Your instances do not include politically incorrect statements (racist, sexist, or various other -ists, depending on who exactly is listening), whether factually incorrect or otherwise, which seem to be one of if not the major sources of serious offense.

A racist statement is usually one that, if accepted by the listener, will tend to lower the status of the targeted race. Same for other -ists. I'm not seeing how it doesn't fit with the status theory.

If I ran into a church picnic and started yelling obscenities, people would get offended, even though I'm not threatening their "high" status so much as advertising my "low" status.

Of course you're threatening their high status. You're implying that vulgar language is appropriate in their social circle, and the only way it could be appropriate is if they have low status.

you can make incredibly offensive comments towards a close friend with no ill effect, yet a person hearing the exchange might themselves be offended

Edit: On second thought, I think what's going on here is that once you're a close enough friend with someone, there is no longer a significant chance that you'd want to intentionally lower their status, so an otherwise offensive comment (especially in private) becomes a signal for close friendship. You're signaling that you believe your friendship is so close that your friend won't think you're intending harm, and by not taking offense, your friend then signals the same thing. This probably takes a mathematical model to make completely clear, but maybe you get the gist.
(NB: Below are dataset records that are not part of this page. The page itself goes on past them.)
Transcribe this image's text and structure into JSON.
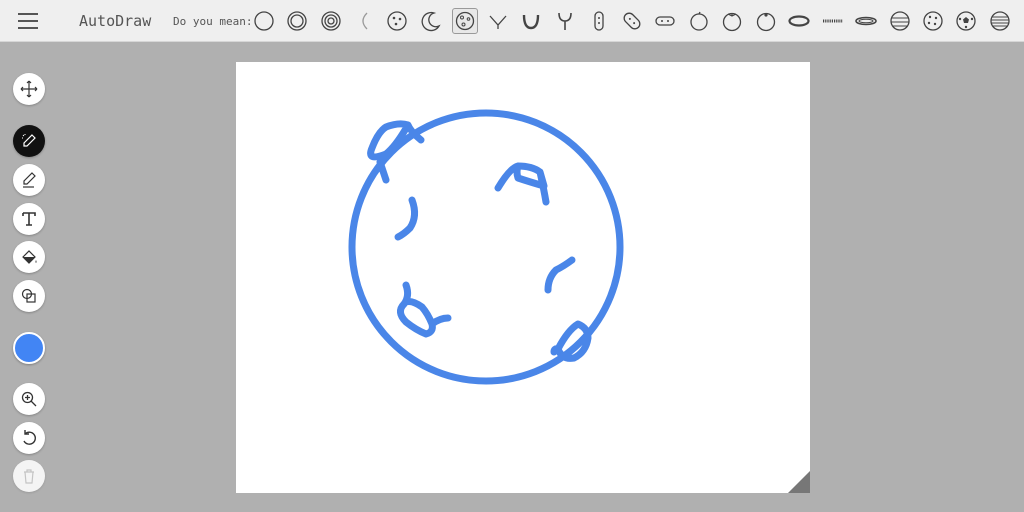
{
  "app": {
    "title": "AutoDraw"
  },
  "suggestions": {
    "label": "Do you mean:",
    "items": [
      {
        "icon": "circle-icon"
      },
      {
        "icon": "double-circle-icon"
      },
      {
        "icon": "target-circle-icon"
      },
      {
        "icon": "thin-crescent-icon"
      },
      {
        "icon": "cookie-icon"
      },
      {
        "icon": "crescent-moon-icon"
      },
      {
        "icon": "moon-craters-icon",
        "selected": true
      },
      {
        "icon": "chevron-v-icon"
      },
      {
        "icon": "horseshoe-icon"
      },
      {
        "icon": "slingshot-icon"
      },
      {
        "icon": "capsule-icon"
      },
      {
        "icon": "peanut-icon"
      },
      {
        "icon": "pill-icon"
      },
      {
        "icon": "apple-icon"
      },
      {
        "icon": "tomato-icon"
      },
      {
        "icon": "orange-icon"
      },
      {
        "icon": "oval-ring-icon"
      },
      {
        "icon": "chain-icon"
      },
      {
        "icon": "saturn-ring-icon"
      },
      {
        "icon": "planet-lines-icon"
      },
      {
        "icon": "dotted-ball-icon"
      },
      {
        "icon": "soccer-ball-icon"
      },
      {
        "icon": "striped-ball-icon"
      }
    ]
  },
  "tools": [
    {
      "name": "move-tool",
      "icon": "move-icon"
    },
    {
      "name": "autodraw-tool",
      "icon": "autodraw-pencil-icon",
      "active": true
    },
    {
      "name": "draw-tool",
      "icon": "pencil-icon"
    },
    {
      "name": "text-tool",
      "icon": "text-icon"
    },
    {
      "name": "fill-tool",
      "icon": "paint-bucket-icon"
    },
    {
      "name": "shape-tool",
      "icon": "shapes-icon"
    },
    {
      "name": "zoom-tool",
      "icon": "zoom-in-icon"
    },
    {
      "name": "undo-tool",
      "icon": "undo-icon"
    },
    {
      "name": "delete-tool",
      "icon": "trash-icon",
      "disabled": true
    }
  ],
  "colors": {
    "selected": "#4285f4",
    "stroke": "#4a86e8",
    "active_tool_bg": "#111111"
  }
}
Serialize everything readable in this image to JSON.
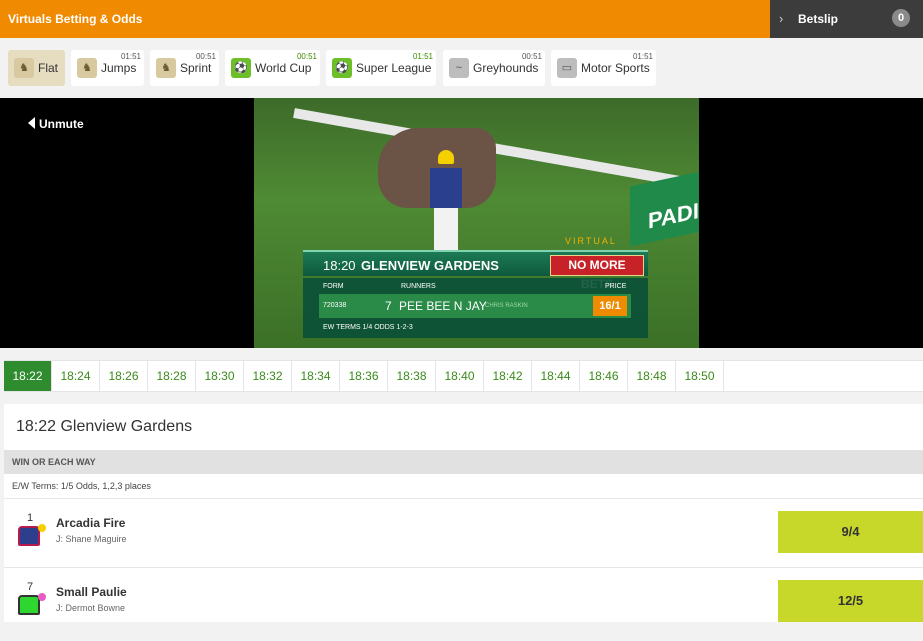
{
  "header": {
    "title": "Virtuals Betting & Odds",
    "betslip_label": "Betslip",
    "betslip_count": "0"
  },
  "categories": [
    {
      "label": "Flat",
      "time": "",
      "icon": "horse-racing-icon"
    },
    {
      "label": "Jumps",
      "time": "01:51",
      "icon": "horse-jumps-icon"
    },
    {
      "label": "Sprint",
      "time": "00:51",
      "icon": "horse-sprint-icon"
    },
    {
      "label": "World Cup",
      "time": "00:51",
      "icon": "football-icon"
    },
    {
      "label": "Super League",
      "time": "01:51",
      "icon": "football-icon"
    },
    {
      "label": "Greyhounds",
      "time": "00:51",
      "icon": "greyhound-icon"
    },
    {
      "label": "Motor Sports",
      "time": "01:51",
      "icon": "motor-sports-icon"
    }
  ],
  "video": {
    "unmute_label": "Unmute",
    "overlay": {
      "time": "18:20",
      "venue": "GLENVIEW GARDENS",
      "virtual_label": "VIRTUAL",
      "status": "NO MORE BETS",
      "col_form": "FORM",
      "col_runners": "RUNNERS",
      "col_price": "PRICE",
      "form": "720338",
      "number": "7",
      "runner": "PEE BEE N JAY",
      "jockey": "CHRIS RASKIN",
      "price": "16/1",
      "terms": "EW TERMS 1/4 ODDS 1-2-3"
    },
    "sign_text": "PADI"
  },
  "race_times": [
    "18:22",
    "18:24",
    "18:26",
    "18:28",
    "18:30",
    "18:32",
    "18:34",
    "18:36",
    "18:38",
    "18:40",
    "18:42",
    "18:44",
    "18:46",
    "18:48",
    "18:50"
  ],
  "event": {
    "title": "18:22 Glenview Gardens",
    "market": "WIN OR EACH WAY",
    "terms": "E/W Terms: 1/5 Odds, 1,2,3 places",
    "runners": [
      {
        "number": "1",
        "name": "Arcadia Fire",
        "jockey": "J: Shane Maguire",
        "price": "9/4"
      },
      {
        "number": "7",
        "name": "Small Paulie",
        "jockey": "J: Dermot Bowne",
        "price": "12/5"
      }
    ]
  },
  "colors": {
    "header_orange": "#f08a00",
    "active_green": "#2e8b2e",
    "price_lime": "#c7d82a"
  }
}
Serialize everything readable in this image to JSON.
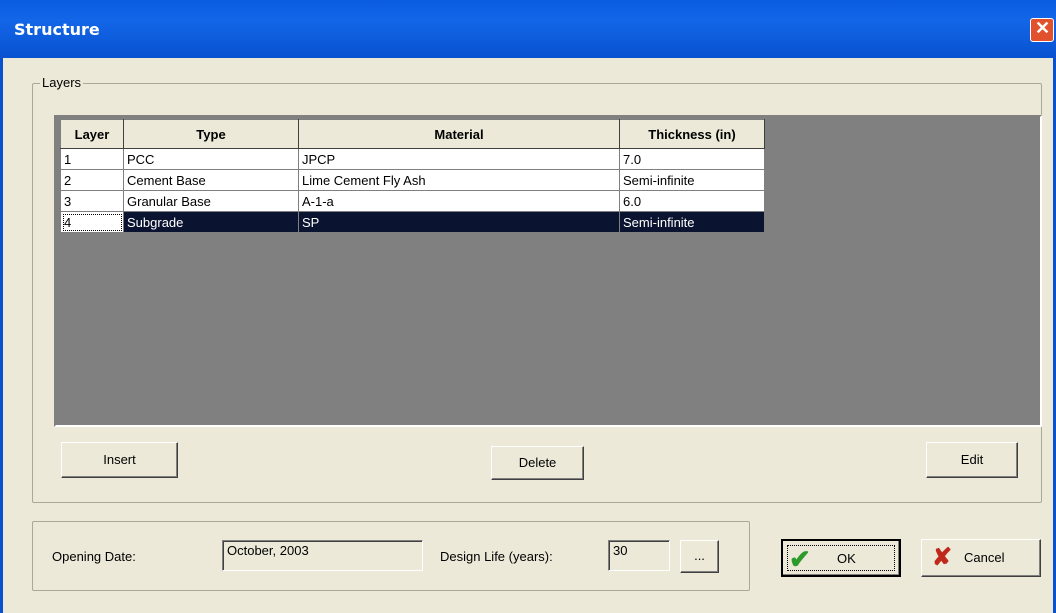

Comment deleted 24 July 2009 08:02:52AM *  [-]
Comment author: conchis 24 July 2009 09:01:22AM 0 points [-]

I think agree with you that status doesn't quite seem to cover everything. But "threatens social standards" seems like too much of a black box to me to be a very satisfying explanation in itself. I guess if it suggests anything, it's that offense, like social standards, have too many distinct, and not always sensible causes to be traced back to a single root.